Взводный - Айзенберг Александр "Берг Александр". Страница 43

В планах – похулиганить еще неделю-другую, будет видно по обстоятельствам, если немцы совсем озвереют от наших шалостей и начнут полномасштабные прочесывания, то придется уходить к своим раньше, тут даже леса не помогут, окружат и заблокируют. Как говорится, всего должно быть в меру, а жадность, как известно, фраера сгубила. Пока же я двигался к следующей цели, и по дороге нам необходимо было пересечь железнодорожные пути.

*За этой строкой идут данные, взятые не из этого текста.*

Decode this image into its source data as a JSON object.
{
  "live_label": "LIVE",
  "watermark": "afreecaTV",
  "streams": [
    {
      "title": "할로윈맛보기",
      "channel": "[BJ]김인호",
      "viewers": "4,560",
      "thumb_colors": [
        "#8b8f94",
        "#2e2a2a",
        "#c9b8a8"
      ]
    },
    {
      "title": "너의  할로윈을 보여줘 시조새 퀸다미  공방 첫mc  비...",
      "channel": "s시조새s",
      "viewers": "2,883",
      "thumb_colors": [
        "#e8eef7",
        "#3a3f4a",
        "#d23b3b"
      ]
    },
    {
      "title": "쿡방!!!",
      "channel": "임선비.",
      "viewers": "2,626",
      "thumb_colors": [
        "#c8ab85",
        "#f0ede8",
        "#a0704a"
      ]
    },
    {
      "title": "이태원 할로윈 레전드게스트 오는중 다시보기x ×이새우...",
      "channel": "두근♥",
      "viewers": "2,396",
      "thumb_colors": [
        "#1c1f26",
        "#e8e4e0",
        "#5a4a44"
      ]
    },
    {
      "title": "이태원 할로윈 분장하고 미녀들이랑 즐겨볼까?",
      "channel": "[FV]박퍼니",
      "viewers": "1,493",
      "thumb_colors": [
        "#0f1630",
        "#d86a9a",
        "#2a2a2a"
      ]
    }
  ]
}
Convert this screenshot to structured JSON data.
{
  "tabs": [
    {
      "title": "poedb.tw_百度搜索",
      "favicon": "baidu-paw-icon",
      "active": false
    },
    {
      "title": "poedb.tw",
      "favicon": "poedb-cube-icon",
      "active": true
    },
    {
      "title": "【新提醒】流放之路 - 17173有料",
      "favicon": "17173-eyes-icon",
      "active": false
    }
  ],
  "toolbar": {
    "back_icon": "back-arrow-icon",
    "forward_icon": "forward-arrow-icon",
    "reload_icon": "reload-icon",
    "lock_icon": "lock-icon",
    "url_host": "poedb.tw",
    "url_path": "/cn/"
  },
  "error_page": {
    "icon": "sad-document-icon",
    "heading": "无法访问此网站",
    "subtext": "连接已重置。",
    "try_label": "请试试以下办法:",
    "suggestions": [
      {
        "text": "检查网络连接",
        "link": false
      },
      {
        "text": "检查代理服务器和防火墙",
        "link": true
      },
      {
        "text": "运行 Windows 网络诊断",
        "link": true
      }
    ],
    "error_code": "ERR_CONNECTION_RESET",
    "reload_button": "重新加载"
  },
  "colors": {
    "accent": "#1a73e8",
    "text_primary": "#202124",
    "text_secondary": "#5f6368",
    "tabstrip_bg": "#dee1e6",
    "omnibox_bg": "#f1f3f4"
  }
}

Место перехода выбрали заранее, там насыпи как таковой не было, так что можно легко пересечь железную дорогу. Саперы быстро бросили на шпалы заранее подготовленные бревна и мгновенно скрепили их железными скобами, тем самым организовав переезд через рельсы. Можно, конечно, было переехать и так, вот только зачем гробить подвеску своей техники, а так получилось как небольшое возвышение переехать, да и сам переезд удавался гораздо быстрее. Через рельсы на скорости не переедешь, если только не хочешь угробить себе подвеску с ходовой, нужно притормозить и с черепашьей скоростью, осторожно переехать рельсы. Разумеется, времени на это уйдет уйма, тут ведь не паре машин переехать, и даже не десятку, а полутора-двум сотням, так что таким макаром переезд на полдня растянется. Конечно, тут тоже ехали и не гнали, но километров десять в час вполне можно было безопасно дать, так что за пару часов все переехали, и тут со стороны фронта показался эшелон. Паровоз лишь слегка, самую малость подпрыгнул, когда проезжал нашу доморощенную переправу, но сходить с рельсов и не подумал [10].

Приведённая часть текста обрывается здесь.